Nach einiger Zeit kamen sie an einen Fleischstand, an welchem eigenartig anmutende Tiere hingen. „Bestes Fleisch, junge Maid, bestes Fleisch!“, sprach sie ein zahnloses, schmutzstarrendes Wesen an.
„Was ist das?“, fragte Friedrich arglos.
„Katze, feinste Katze.“, feixte die Gestalt. „Fragt den Koch der Gastwirtschaft, beliebt ist es allemal!“
Marie zog den erschrockenen Knaben zurück. „Ich danke Euch, aber unser Geld reicht dafür nicht aus!“ Und so schnell sie mit dem Knaben an der Hand laufen konnte, rannte die Magd in Richtung Ausgang.
Ihr Herz begann heftig zu klopfen, aber nicht wegen ihrem Laufen. Katzenfleisch war in Leipzig verboten! Und der Koch der Gastwirtschaft verwendete es? Das Fleisch hatte schon der viele Menschen qualvoll getötet! Was wenn der Koch diese grausige Zutat auch an dem Abend als August und seine Mitschüler…
„Marie, Marie, ich kann nicht so schnell!“, Friedrich wand sich aus dem Griff der Magd und blieb stehen. „Außerdem hätte ich Geld gehabt für das Fleisch! Mein Herr Vater hat mir welches gegeben, falls ich etwas zu kaufen wünsche!“
Die Magd unterbrach ihre Gedanken und konzentrierte sich ganz auf ihren Schützling.

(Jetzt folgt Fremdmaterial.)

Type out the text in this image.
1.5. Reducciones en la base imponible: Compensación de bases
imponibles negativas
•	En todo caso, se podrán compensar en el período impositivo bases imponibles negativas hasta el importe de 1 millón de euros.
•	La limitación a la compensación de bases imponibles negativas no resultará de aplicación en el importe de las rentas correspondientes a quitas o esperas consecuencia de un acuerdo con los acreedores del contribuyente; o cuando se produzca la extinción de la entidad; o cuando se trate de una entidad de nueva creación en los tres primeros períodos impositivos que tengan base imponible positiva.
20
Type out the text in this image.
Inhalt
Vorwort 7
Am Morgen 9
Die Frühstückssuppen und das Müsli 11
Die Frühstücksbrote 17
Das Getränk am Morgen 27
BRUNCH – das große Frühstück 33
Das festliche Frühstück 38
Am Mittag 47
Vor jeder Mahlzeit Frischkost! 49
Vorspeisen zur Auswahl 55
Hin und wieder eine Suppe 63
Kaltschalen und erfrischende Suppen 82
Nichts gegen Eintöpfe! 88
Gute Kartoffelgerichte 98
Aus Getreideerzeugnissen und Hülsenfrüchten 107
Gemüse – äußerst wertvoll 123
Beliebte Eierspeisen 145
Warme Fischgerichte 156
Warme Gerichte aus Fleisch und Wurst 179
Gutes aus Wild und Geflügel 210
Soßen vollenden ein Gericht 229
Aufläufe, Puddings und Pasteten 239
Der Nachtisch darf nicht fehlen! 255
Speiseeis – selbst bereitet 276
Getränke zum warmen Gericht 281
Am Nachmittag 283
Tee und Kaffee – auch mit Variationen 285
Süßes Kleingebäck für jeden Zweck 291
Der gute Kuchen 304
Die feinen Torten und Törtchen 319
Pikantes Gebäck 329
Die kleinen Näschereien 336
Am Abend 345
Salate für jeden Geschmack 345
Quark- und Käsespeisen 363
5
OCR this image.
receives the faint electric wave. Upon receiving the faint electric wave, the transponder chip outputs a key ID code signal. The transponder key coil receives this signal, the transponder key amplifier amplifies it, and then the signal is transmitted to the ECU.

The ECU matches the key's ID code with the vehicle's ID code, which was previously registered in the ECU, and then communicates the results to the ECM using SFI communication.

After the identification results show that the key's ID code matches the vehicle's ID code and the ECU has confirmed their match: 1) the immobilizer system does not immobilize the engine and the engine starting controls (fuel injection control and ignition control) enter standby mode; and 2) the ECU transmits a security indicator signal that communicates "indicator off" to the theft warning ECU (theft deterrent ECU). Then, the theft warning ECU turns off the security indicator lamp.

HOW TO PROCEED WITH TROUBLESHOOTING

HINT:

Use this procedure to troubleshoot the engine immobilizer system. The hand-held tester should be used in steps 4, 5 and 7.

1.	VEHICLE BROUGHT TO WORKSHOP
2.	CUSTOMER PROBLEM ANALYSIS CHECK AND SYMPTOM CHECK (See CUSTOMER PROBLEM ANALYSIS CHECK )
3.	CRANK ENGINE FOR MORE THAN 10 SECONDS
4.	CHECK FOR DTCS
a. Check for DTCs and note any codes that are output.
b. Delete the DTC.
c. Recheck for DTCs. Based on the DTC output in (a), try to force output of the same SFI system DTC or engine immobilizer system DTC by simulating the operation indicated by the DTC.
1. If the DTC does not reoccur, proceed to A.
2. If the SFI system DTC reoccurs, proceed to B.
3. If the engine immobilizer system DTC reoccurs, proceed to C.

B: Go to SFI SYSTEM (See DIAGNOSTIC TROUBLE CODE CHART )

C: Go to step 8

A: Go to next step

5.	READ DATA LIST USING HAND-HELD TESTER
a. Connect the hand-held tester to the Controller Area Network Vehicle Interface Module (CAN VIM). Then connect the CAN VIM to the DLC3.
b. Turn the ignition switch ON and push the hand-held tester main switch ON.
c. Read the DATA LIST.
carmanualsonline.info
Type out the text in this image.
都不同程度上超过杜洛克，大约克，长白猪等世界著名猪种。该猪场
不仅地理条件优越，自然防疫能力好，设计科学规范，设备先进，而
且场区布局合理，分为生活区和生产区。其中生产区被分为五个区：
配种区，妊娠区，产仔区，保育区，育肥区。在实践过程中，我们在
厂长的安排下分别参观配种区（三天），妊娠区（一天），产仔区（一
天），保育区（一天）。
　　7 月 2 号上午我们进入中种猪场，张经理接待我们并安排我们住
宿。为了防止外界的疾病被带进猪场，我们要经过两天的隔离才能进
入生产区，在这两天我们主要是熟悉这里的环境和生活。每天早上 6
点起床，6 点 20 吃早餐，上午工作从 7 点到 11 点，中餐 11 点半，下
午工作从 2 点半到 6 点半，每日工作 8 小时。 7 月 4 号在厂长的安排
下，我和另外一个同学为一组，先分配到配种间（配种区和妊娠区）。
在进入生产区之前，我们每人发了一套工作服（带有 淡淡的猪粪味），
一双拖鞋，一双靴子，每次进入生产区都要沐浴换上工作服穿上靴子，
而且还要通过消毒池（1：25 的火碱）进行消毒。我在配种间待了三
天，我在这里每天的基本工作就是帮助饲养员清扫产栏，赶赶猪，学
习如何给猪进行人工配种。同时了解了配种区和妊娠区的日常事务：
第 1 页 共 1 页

Mit wenigen, ruhigen Worten erklärte sie ihm, dass sie viel besseres Fleisch erwerben könnten und sie lieber nach etwas anderem Ausschau halten sollten, für den Knaben.
Die Kutsche bog in das Landgut Wegefarth ein.
So etwas hatte die Welt noch nie zuvor gesehen. Eine Dienstmagd fuhr in einer hoheitlichen Kutsche vor!
Baronin Walburga hatte nach Marie schicken lassen, sie solle schnellstmöglich auf das Anwesen kommen.
Selbst wenn die Dienstboten beim Baron Olaf ein gutes Leben genossen, getratscht wurde auch in diesem Haushalt nicht zu knapp. So wusste Marie bereits, warum sie so schnell wie möglich nach Wegefarth verbracht wurde.
Die Baronin hatte in den letzten Monaten auf dem einsam gelegenen Landgut nicht nur den Verstand verloren, sondern sie stand auch dem Tod näher als dem Leben.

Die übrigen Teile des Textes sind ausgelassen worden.